The dial is encased within a slim 38.5mm steel case with thin wire lugs and a manual-wound movement powers the trio of hands.
Weiss Standard Issue Field Watch
With Cameron Weiss at the helm, Weiss is on a mission to bring American watchmaking back to the forefront by building watches and mechanical movements by hand in Los Angeles, California.
And the American watch company is doing a fine job at it too with a range of models and calibers to its name.
The Weiss Standard Issue Field Watch is a great example of what the brand does best—no-nonsense military-inspired timepieces.
The watch features a steel 38mm case, a fresh white dial with oversized sword-shaped hands and a running seconds indicator, a manual movement inside, and a price tag of $1,150.
Hamilton Khaki Field Auto 38MM
If you prefer an automatic field watch, Hamilton makes the Khaki Field Auto 38MM model. Dressier than your standard military watch, the timepiece dons a 38mm brushed stainless steel case fitted with a black dial with 12-hour markers, 24-hour markers, and a date window.
Playing up the more formal nature of the watch is the elegant black leather strap with white stitching.
Priced at $575, this Khaki Field automatic watch can comfortably go from office to outdoors and everything in-between.
Diving watch dimensions are continuously a struggle for guys with smaller wrists. The “bigger is always better” remains strong amongst modern diving watches.
Yet, whether its price or size, there’s always Seiko to solve common dive watch dilemma!
The Seiko SKX013 is similar to the famed SKX007 dive watch but in petite proportions. The 38mm stainless steel case fits incredibly well, while the dial retains the familiar day and date duo.
Just like its bigger brother, the SKX013 is water-resistant to 200 meters, runs on an automatic movement, and comes with a unidirectional black timing bezel—all for the bargain-basement price of $249.
The world of 38mm watches is a varied one, including almost any timepiece type you can think of. And if the trend towards smaller watches continues forward, then choices will only get better.
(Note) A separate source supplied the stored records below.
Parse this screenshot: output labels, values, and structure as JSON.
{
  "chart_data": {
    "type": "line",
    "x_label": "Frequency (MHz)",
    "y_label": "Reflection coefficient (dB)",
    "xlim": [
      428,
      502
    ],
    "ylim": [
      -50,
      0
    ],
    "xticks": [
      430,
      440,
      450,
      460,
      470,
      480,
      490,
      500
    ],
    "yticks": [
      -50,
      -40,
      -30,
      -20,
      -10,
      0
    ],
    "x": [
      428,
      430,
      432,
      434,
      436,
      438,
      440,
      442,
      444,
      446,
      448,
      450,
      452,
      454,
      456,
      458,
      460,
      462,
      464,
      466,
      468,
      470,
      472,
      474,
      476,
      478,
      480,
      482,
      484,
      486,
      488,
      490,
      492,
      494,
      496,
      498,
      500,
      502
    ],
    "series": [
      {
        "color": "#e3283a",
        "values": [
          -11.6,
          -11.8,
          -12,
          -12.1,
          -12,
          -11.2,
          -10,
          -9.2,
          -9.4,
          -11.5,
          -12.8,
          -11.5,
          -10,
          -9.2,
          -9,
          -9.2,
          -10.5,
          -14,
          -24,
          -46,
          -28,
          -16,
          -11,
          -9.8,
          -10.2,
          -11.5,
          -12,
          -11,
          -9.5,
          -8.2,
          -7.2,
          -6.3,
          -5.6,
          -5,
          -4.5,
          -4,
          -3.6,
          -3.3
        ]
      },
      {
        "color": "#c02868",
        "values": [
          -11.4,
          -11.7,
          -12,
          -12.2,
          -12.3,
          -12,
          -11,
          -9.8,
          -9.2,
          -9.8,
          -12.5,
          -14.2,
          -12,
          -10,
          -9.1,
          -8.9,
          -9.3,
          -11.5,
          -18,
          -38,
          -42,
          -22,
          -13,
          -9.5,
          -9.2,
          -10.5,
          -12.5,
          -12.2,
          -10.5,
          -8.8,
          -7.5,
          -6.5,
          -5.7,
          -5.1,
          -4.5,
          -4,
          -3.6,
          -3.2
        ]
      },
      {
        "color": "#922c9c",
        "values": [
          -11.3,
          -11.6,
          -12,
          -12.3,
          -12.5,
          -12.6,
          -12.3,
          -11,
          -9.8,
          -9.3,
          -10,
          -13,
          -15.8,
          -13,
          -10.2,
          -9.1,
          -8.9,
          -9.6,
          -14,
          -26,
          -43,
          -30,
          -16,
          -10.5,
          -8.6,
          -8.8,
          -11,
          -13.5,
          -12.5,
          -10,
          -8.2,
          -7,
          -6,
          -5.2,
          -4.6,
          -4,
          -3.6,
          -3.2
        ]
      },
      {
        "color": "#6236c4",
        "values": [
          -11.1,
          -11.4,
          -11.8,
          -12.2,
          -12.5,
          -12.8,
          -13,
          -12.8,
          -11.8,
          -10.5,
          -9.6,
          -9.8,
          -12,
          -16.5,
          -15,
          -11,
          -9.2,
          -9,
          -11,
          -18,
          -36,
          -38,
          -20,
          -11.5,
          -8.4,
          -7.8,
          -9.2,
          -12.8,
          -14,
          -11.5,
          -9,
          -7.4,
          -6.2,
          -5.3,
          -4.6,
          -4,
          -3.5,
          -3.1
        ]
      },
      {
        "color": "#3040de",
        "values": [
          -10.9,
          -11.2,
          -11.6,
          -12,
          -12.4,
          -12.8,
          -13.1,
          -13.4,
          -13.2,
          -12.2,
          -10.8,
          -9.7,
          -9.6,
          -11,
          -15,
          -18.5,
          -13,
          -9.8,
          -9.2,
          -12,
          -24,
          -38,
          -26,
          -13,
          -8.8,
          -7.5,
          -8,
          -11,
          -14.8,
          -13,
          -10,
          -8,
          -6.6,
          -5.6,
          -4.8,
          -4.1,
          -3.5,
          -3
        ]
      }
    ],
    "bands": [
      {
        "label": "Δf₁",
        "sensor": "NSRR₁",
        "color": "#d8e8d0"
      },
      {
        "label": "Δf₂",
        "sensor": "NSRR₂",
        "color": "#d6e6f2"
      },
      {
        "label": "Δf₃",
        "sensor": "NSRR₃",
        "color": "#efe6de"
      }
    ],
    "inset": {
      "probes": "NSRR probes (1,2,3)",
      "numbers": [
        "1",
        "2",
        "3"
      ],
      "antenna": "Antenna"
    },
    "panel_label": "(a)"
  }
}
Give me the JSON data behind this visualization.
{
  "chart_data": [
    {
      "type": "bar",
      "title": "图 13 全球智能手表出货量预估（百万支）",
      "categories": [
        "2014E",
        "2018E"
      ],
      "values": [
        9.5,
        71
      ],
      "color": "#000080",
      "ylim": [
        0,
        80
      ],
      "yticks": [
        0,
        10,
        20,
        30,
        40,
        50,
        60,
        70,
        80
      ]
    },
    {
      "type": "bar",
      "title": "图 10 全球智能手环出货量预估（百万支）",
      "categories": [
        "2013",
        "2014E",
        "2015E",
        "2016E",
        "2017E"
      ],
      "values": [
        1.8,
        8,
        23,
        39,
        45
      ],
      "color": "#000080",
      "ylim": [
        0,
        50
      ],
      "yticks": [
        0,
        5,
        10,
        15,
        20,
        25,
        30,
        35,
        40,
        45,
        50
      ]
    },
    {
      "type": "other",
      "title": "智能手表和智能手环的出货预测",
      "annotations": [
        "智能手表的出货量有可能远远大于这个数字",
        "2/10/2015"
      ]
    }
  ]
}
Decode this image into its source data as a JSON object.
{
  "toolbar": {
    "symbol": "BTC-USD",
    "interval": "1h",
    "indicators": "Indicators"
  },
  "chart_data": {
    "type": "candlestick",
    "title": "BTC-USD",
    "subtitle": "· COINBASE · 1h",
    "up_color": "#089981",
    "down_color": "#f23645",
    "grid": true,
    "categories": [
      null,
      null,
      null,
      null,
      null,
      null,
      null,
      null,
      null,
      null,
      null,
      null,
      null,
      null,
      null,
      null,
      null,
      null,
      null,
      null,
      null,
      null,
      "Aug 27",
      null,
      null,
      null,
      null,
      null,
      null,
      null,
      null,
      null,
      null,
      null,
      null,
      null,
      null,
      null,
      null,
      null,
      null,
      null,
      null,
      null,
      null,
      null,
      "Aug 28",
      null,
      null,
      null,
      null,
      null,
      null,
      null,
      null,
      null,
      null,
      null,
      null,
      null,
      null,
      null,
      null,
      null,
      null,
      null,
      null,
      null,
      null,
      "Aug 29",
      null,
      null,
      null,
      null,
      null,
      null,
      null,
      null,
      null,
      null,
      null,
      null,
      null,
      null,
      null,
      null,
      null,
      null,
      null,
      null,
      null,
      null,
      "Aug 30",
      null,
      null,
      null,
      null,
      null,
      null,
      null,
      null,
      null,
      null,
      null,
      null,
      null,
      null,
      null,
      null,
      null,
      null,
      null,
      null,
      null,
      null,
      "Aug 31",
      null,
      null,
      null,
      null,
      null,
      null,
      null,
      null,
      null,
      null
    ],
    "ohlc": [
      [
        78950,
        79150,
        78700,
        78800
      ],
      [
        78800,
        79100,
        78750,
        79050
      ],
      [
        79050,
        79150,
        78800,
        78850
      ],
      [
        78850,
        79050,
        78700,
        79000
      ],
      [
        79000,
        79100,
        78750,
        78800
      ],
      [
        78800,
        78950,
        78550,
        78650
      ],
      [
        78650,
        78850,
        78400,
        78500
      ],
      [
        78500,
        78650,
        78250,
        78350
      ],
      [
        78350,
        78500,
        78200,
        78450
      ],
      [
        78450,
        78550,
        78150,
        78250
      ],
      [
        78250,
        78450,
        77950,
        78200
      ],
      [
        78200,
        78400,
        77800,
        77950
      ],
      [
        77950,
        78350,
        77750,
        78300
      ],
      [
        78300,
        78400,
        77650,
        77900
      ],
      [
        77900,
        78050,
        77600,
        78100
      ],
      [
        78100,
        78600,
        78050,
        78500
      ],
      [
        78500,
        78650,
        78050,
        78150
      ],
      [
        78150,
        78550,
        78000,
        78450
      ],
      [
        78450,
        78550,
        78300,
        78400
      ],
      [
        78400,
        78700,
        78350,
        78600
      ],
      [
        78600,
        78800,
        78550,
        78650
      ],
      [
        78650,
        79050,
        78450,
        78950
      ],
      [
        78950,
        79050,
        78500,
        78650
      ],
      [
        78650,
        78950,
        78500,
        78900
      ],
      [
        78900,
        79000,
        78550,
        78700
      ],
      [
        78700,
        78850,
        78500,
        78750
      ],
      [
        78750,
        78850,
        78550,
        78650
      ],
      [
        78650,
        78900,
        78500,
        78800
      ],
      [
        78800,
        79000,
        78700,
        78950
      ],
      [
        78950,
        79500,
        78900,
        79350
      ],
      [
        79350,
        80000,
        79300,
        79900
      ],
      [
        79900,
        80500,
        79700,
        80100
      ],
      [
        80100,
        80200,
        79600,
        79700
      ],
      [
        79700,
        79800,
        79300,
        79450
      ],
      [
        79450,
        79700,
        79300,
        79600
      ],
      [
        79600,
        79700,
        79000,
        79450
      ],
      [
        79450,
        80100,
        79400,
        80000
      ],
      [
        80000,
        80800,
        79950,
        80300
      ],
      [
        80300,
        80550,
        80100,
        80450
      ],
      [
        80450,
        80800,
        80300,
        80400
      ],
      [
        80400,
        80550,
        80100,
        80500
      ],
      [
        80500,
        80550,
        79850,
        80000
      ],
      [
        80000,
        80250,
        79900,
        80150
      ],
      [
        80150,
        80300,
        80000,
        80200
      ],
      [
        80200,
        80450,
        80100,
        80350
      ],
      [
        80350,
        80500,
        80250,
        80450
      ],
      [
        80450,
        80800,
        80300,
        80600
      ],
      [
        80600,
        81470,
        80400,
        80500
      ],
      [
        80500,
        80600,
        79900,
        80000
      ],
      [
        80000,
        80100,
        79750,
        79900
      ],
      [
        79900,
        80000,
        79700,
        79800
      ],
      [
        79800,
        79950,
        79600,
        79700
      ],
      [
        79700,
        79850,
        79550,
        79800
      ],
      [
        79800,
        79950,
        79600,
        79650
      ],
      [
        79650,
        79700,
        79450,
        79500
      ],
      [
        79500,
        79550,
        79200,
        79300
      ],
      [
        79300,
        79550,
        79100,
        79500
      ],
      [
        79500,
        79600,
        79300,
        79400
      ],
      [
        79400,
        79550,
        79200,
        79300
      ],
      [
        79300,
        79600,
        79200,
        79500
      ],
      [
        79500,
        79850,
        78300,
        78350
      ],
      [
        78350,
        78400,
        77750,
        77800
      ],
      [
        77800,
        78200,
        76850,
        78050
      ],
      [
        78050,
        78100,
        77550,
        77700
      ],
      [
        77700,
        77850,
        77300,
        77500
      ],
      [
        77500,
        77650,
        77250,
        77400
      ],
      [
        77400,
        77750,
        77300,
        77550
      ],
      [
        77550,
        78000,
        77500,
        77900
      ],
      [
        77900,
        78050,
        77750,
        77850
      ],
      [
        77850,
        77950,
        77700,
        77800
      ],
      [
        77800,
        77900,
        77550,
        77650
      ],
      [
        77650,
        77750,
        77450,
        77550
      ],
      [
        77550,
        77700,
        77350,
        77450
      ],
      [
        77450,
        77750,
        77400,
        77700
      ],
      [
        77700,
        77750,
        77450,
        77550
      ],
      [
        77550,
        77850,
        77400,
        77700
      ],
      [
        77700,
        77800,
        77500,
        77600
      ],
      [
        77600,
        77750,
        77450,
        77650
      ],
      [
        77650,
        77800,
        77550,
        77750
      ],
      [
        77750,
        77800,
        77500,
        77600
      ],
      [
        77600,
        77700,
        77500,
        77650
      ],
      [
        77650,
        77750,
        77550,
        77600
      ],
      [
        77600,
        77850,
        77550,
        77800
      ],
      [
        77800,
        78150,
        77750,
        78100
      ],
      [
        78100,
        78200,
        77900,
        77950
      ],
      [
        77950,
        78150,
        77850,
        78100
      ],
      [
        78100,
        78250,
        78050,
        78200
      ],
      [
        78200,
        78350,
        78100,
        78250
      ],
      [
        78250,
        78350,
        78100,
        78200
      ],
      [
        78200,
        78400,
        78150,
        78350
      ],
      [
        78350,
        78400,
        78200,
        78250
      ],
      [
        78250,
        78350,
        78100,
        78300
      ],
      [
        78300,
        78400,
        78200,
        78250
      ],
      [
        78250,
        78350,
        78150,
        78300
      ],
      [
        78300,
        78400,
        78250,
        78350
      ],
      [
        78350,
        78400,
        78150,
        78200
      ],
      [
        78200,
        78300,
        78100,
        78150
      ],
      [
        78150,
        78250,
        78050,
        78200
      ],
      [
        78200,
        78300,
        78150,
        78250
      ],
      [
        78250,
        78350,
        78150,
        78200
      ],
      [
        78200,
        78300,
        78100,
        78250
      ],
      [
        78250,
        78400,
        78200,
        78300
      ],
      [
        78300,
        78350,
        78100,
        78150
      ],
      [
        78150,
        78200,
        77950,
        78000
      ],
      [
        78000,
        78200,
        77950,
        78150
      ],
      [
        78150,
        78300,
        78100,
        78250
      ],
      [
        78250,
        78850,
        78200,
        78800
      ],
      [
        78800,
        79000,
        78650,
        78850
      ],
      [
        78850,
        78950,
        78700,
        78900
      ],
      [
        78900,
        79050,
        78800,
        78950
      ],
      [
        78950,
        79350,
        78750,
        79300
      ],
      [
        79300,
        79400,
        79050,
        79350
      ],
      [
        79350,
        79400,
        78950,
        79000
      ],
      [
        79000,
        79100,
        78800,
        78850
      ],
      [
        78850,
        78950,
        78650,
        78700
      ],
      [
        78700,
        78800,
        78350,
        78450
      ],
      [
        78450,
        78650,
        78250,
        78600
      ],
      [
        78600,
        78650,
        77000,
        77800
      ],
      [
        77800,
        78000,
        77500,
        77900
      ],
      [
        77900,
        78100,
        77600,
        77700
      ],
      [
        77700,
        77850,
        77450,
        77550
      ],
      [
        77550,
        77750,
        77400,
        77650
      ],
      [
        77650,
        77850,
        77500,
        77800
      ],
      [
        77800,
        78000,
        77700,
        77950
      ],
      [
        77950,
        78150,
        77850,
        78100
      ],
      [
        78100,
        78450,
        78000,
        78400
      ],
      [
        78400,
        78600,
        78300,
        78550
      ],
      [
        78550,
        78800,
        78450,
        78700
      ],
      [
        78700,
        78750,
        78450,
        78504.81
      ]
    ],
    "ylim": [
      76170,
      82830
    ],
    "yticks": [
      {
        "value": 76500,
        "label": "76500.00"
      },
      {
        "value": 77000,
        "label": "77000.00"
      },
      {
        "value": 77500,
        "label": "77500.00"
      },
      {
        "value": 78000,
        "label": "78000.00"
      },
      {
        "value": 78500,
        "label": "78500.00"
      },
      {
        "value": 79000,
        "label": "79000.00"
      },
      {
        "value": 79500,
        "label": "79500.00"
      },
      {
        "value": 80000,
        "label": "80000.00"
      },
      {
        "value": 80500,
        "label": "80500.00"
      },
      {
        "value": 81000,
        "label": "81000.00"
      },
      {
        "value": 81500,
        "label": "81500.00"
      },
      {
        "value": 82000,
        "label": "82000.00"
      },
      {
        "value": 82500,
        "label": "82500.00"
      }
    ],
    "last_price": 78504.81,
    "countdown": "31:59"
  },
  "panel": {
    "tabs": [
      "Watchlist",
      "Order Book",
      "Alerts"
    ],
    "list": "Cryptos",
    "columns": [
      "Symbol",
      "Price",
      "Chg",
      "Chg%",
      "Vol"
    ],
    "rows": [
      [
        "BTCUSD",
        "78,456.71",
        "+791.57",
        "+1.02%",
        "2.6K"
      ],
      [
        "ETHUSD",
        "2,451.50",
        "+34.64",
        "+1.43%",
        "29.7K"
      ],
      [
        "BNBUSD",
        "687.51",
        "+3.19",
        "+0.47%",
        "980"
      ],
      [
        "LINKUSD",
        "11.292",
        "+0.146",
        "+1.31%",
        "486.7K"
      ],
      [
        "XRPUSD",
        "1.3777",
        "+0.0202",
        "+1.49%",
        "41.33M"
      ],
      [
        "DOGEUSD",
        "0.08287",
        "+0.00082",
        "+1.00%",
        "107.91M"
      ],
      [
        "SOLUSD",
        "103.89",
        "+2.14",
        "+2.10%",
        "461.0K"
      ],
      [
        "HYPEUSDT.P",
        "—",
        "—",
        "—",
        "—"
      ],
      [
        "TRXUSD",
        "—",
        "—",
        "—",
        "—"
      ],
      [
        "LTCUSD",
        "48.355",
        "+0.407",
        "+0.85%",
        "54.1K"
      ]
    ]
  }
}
If you’ve been wearing a watch that’s simply too big for you, then it’s time to give it up in favor for one that fits correctly.
(Moderator — same comment but terrible typos fixed. If you post, please use this version. Thanks) Thanks for posting this article, Celine. Fun read. The only thing that “fits correctly” is the band. IMO dial/lug-to-lug size doesn’t matter when it comes to men’s watches, and I’d even extend this to thinner wristed blokes. Dial size is simply a style element. It’s the sport coat that is “fitted”, not the size of the lapel — right? The band or bracelet is fitted, the dial is not and can come in an assortment of sizes all of which are fine/a matter of preference. A large lapel-ed sport coat does not “overwhelm” a smaller bloke. I think the same is true with watch dial sizes and styles. I’m a 6′, 230 hulking brute with proportionately thick wrists that I never bothered to measure. I have a little three watch collection, recently having flipped or gifted most of my too many watches. I’m currently sporting my understated, sublime 37.5mm Seiko 5 SNKL75 (a $100 DateJust-y little piece for people who don’t hate their money). Looks absolutely fine. On the other side of the spectrum, I also have a gianormous 51.6mm Casio Pro Trek solar Safari ABC(T) as my weekender (instead of a boring dime-a-dozen desk diver). Both look fine on the wrist. A watch is basically a bracelet. You can have a bracelet style that’s thick. You can have a bracelet style that’s thin. There is no correct size as DIAL size is a style element largely decoupled from gender cues. This whole association of watch dial size and “manliness” is a product of silly action movies and is laughably absurd. Something insecure dudes concern themselves with. Conversely there are such things — as you know, as an obvious/outright women’s watch — usually bejeweled and around 27mm. Random cut-paste example: TAG HEUER AQUARACER 27MM MOP DIAL 2-TONE SS WOMEN’S WATCH. So there’s a canyon-ish gap between men’s/unisex watch and a true women’s watch.